I agree that’s a good-model agnostic approach/sanity check for the result of warmups.

If the general advice doesn’t improve your results you will have to go into the model to see what’s causing the issues, and if they can be fixed. I’m not sure what S and Tri are, but it looks like they could be large, and with the hierarchical model you may be in the large-parameter-space/complex-model situation.

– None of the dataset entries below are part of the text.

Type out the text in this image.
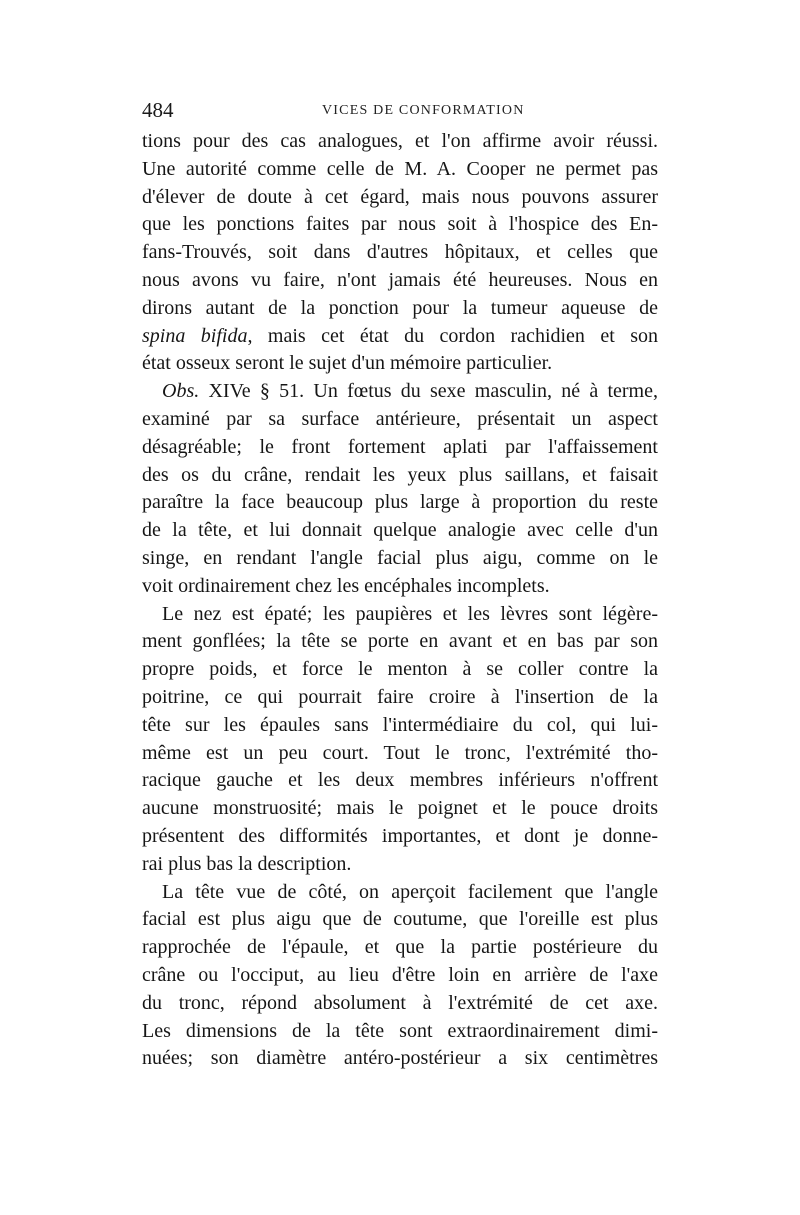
484	VICES DE CONFORMATION
tions pour des cas analogues, et l'on affirme avoir réussi.
Une autorité comme celle de M. A. Cooper ne permet pas
d'élever de doute à cet égard, mais nous pouvons assurer
que les ponctions faites par nous soit à l'hospice des En-
fans-Trouvés, soit dans d'autres hôpitaux, et celles que
nous avons vu faire, n'ont jamais été heureuses. Nous en
dirons autant de la ponction pour la tumeur aqueuse de
spina bifida, mais cet état du cordon rachidien et son
état osseux seront le sujet d'un mémoire particulier.
Obs. XIVe § 51. Un fœtus du sexe masculin, né à terme,
examiné par sa surface antérieure, présentait un aspect
désagréable; le front fortement aplati par l'affaissement
des os du crâne, rendait les yeux plus saillans, et faisait
paraître la face beaucoup plus large à proportion du reste
de la tête, et lui donnait quelque analogie avec celle d'un
singe, en rendant l'angle facial plus aigu, comme on le
voit ordinairement chez les encéphales incomplets.
Le nez est épaté; les paupières et les lèvres sont légère-
ment gonflées; la tête se porte en avant et en bas par son
propre poids, et force le menton à se coller contre la
poitrine, ce qui pourrait faire croire à l'insertion de la
tête sur les épaules sans l'intermédiaire du col, qui lui-
même est un peu court. Tout le tronc, l'extrémité tho-
racique gauche et les deux membres inférieurs n'offrent
aucune monstruosité; mais le poignet et le pouce droits
présentent des difformités importantes, et dont je donne-
rai plus bas la description.
La tête vue de côté, on aperçoit facilement que l'angle
facial est plus aigu que de coutume, que l'oreille est plus
rapprochée de l'épaule, et que la partie postérieure du
crâne ou l'occiput, au lieu d'être loin en arrière de l'axe
du tronc, répond absolument à l'extrémité de cet axe.
Les dimensions de la tête sont extraordinairement dimi-
nuées; son diamètre antéro-postérieur a six centimètres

Another good practice if your implementing a model for the first time (or if it turns out not to work right away as expected) is to implement a smaller version where you can do things like:

  1. remove the hierarchy (e.g fit only one or few participants);
  2. subset the data;
  3. simulate data with known parameters, then fit the model;
  4. reduce the number of parameters/simplify the model somewhere

It’s unlikely that a bug in the code would generate that behavior, but it’s certainly possible that an error gave the impression that it’s working when it’s not, and then it breaks more obviously in other conditions.